Disabled rail passengers across the UK are set to benefit from a raft of accessibility improvements with the opening of a £20 million government fund today (8 July 2019).
It marks a year since the launch of the Inclusive Transport Strategy, the government’s flagship accessibility programme.
Key commitments delivered in the last 12 months include the introduction of the first ever impartial independent Rail Ombudsman, to make sure passengers get a fair deal when train companies fall short, and the launch of a £2 million fund to bring Changing Places accessible toilets to more motorway service areas.
And last month, guidance was issued to local authorities in England for extending the Blue Badge scheme – the biggest change in 50 years – making it easier for people with non-visible disabilities to travel.
Nusrat Ghani, Accessibility Minister, said:
While many take for granted the ability to travel easily from A to B, access for the fifth of people who identify as disabled can be far from straightforward.
We want disabled people to travel easily, confidently and without extra cost, which is why it is fantastic to be opening this fund today.
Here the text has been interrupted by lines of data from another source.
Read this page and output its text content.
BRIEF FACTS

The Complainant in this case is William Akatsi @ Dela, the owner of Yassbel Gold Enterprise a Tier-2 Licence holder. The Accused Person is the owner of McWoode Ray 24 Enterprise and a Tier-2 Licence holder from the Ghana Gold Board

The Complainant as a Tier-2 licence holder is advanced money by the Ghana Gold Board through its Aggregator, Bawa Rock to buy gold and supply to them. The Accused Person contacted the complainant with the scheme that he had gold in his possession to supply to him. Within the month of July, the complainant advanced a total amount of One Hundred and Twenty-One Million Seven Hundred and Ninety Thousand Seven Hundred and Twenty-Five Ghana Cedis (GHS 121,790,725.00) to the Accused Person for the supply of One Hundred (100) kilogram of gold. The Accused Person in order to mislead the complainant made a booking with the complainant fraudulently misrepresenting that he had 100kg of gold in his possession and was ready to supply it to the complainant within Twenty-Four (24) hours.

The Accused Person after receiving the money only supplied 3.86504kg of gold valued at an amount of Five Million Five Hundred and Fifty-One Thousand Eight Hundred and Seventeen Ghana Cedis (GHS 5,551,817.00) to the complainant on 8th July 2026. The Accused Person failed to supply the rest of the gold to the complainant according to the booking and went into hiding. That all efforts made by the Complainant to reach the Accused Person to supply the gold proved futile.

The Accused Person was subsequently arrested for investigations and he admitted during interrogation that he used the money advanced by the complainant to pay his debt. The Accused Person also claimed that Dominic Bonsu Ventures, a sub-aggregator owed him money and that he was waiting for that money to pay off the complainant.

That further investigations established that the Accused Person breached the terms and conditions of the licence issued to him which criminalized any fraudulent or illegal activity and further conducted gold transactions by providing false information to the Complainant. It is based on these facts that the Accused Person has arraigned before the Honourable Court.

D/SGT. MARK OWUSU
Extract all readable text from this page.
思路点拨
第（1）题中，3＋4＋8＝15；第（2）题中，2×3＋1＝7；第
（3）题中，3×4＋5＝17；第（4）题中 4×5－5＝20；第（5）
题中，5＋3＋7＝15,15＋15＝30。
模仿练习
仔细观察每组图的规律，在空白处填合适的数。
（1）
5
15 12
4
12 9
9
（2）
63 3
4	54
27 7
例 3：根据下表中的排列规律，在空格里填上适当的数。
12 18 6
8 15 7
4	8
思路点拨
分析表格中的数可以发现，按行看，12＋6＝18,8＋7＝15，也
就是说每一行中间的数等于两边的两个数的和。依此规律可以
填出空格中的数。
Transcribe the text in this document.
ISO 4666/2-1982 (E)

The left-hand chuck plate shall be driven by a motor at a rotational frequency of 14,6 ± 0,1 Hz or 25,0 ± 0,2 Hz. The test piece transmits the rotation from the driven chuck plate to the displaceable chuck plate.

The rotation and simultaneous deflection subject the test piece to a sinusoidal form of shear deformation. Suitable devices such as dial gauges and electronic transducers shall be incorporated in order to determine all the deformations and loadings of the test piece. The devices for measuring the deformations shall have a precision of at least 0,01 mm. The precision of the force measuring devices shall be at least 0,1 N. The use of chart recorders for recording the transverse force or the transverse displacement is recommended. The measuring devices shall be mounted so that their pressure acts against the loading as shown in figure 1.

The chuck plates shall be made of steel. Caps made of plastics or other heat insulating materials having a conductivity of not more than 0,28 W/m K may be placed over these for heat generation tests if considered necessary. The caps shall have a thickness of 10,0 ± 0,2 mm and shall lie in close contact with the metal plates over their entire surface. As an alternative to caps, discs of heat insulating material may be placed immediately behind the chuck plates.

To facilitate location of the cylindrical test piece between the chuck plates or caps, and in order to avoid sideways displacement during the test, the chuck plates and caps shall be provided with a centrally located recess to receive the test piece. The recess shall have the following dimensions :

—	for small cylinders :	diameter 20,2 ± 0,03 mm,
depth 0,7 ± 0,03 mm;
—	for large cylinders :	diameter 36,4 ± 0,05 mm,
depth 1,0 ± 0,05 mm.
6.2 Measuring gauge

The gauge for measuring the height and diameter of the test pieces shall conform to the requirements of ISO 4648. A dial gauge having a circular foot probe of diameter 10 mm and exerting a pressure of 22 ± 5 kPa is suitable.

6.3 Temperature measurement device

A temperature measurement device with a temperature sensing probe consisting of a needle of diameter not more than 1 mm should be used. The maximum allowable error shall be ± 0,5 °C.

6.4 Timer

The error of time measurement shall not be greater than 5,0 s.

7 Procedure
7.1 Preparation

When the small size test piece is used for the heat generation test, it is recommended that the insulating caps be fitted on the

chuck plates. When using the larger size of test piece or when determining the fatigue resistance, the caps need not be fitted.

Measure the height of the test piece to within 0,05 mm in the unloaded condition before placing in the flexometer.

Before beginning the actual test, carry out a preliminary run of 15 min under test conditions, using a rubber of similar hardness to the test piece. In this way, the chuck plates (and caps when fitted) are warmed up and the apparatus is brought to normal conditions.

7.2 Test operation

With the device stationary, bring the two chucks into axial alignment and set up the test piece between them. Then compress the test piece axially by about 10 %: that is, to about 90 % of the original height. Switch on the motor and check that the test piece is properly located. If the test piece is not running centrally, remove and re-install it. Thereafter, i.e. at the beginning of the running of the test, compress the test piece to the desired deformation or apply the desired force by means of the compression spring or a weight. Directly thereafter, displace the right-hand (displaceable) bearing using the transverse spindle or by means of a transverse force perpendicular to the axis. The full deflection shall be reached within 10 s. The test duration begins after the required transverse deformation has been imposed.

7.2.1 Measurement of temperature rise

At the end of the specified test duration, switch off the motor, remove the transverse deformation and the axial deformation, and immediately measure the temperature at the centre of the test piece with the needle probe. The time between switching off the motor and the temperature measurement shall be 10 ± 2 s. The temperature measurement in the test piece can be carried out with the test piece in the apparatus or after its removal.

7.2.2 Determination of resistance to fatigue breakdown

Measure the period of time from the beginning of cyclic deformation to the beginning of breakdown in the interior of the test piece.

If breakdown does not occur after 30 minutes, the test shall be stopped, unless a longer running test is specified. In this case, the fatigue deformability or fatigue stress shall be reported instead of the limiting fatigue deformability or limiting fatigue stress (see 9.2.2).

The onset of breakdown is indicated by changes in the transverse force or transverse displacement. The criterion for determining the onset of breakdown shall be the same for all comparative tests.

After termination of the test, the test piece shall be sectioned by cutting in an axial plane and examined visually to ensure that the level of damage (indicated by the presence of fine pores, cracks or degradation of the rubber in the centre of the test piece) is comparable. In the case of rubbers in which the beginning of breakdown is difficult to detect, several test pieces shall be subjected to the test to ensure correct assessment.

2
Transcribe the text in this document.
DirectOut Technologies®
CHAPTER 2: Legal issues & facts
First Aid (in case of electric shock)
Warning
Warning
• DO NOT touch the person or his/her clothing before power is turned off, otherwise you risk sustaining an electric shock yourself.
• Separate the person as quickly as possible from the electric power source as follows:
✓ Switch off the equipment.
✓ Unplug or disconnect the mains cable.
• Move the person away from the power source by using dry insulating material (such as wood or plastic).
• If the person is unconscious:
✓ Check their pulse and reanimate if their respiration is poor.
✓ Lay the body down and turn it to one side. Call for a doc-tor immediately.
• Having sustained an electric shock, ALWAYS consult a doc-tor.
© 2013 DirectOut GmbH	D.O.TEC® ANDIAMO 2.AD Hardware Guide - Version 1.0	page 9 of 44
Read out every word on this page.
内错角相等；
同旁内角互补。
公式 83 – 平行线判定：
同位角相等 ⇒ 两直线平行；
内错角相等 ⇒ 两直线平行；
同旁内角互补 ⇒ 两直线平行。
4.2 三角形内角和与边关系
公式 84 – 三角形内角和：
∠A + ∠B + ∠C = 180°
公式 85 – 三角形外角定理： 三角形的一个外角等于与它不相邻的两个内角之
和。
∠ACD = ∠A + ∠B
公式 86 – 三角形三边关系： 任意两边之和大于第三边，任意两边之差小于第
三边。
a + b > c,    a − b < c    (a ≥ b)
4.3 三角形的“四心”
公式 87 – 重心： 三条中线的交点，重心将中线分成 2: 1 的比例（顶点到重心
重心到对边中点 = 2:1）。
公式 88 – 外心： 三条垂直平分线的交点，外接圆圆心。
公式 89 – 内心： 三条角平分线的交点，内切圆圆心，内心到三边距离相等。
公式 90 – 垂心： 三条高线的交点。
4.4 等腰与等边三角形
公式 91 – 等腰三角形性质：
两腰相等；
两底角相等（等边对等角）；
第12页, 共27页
I look forward to seeing what ideas the industry has for accessibility improvements as we work towards a more inclusive rail network.
The £20 million fund will be open for applications from stations in need of accessibility improvements, leading to small-scale enhancements such as tactile paving, handrails and Harrington Humps, which increase platform heights. Taken together, these improvements will open up journeys for disabled passengers, allowing them to travel with confidence.